Enfin la motion C multiplie pour sa part des mesures drastiques. Sont notamment avancées l’inéligibilité à vie de tout élu condamné pour des faits de fraude fiscale, corruption ou abus de biens sociaux, l’interdiction des micro-partis qui permettent « de contourner les règles de financement des partis politiques » et la suppression de la réserve parlementaire .
Droit de vote des étrangers : l’unanimité… comme toujours
Enfin, une proposition fait l’unanimité des quatre motions. Et pour cause, elle est portée par chaque candidat PS à la présidentielle et leader socialiste lors des élections législatives depuis 1981 : le droite de vote des étrangers non communautaires résidant en France aux élections locales. Pour la Fabrique, « il est injuste que des habitants de nationalité étrangère qui vivent les mêmes réalités quotidiennes que les habitants nationaux ne puissent faire entendre leur voix ni s’impliquer dans la vie publique de leur commune ».

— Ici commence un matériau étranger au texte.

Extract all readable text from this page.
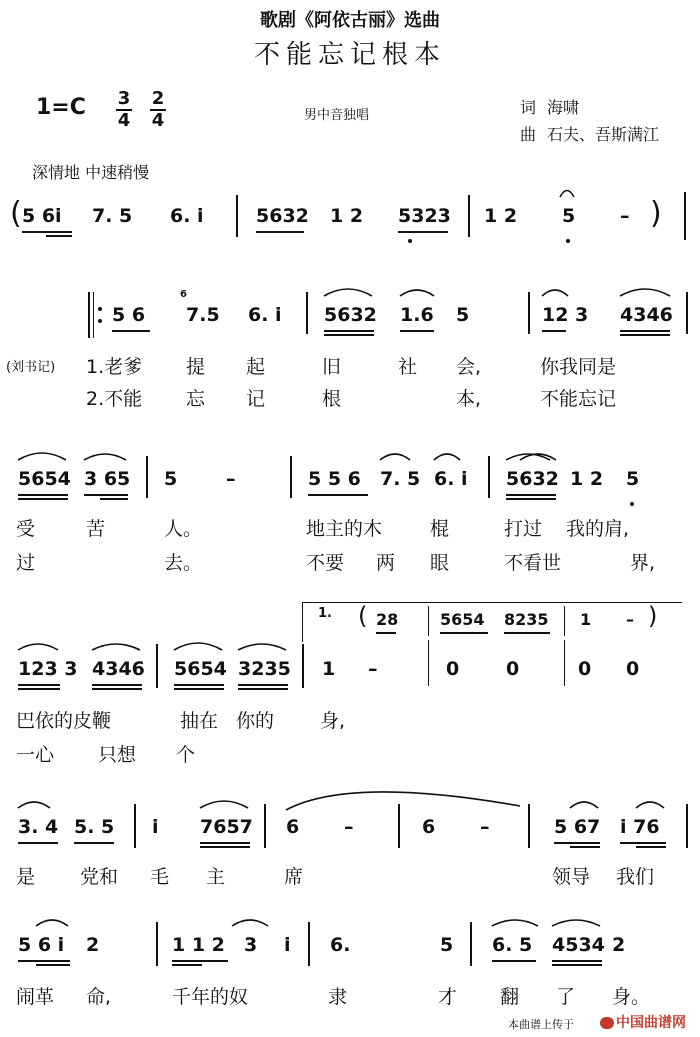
歌剧《阿依古丽》选曲
不能忘记根本
1=C 3
4
2
4	男中音独唱	词 海啸
曲 石夫、吾斯满江
深情地 中速稍慢
( 5 6i 7. 5 6. i	5632 1 2 5323 1 2 5 – )
5 6
6
7.5 6. i 5632 1.6 5	12 3 4346
(刘书记) 1.老爹 提 起	旧	社 会,	你我同是
2.不能 忘 记	根	本,	不能忘记
5654 3 65 5	–	5 5 6 7. 5 6. i 5632 1 2 5
受	苦	人。	地主的木	棍	打过 我的肩,
过	去。	不要 两 眼	不看世	界,
1. ( 28	5654 8235 1 – )
123 3 4346 5654 3235 1 –	0 0	0 0
巴依的皮鞭	抽在 你的 身,
一心 只想 个
3. 4 5. 5 i 7657 6 –	6 –	5 67 i 76
是 党和 毛 主	席	领导 我们
5 6 i 2	1 1 2 3 i 6.	5 6. 5 4534 2
闹革 命,	千年的奴	隶	才 翻 了 身。
本曲谱上传于	中国曲谱网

Souhaitée également par la motion « A gauche maintenant », la mesure fait aussi partie de celles pour lesquelles « il faut aller plus loin, plus vite » pour les tenants du « nouveau pacte citoyen et républicain ». La mesure constituait en effet l’engagement n° 50 du projet du candidat Hollande en janvier 2012.
La motion du premier secrétaire reste très prudente
La motion la plus prudente reste d’ailleurs la motion A, motion « officielle » de l’exécutif, dont les signataires souhaitent que « notre Convention se saisisse également de la question du droit de vote des étrangers aux élections locales pour déterminer les termes et les moyens d’une campagne d’opinion. Nous voulons, pour cette grande cause de la gauche, convaincre et réunir une majorité de Français ».
Un discours proche de la dernière position en date du chef de l’Etat sur le sujet, François Hollande ayant le 14 juillet 2014 réaffirmé sa volonté de faire voter cette réforme, parmi d’autres réformes constitutionnelles et « de société », en 2016.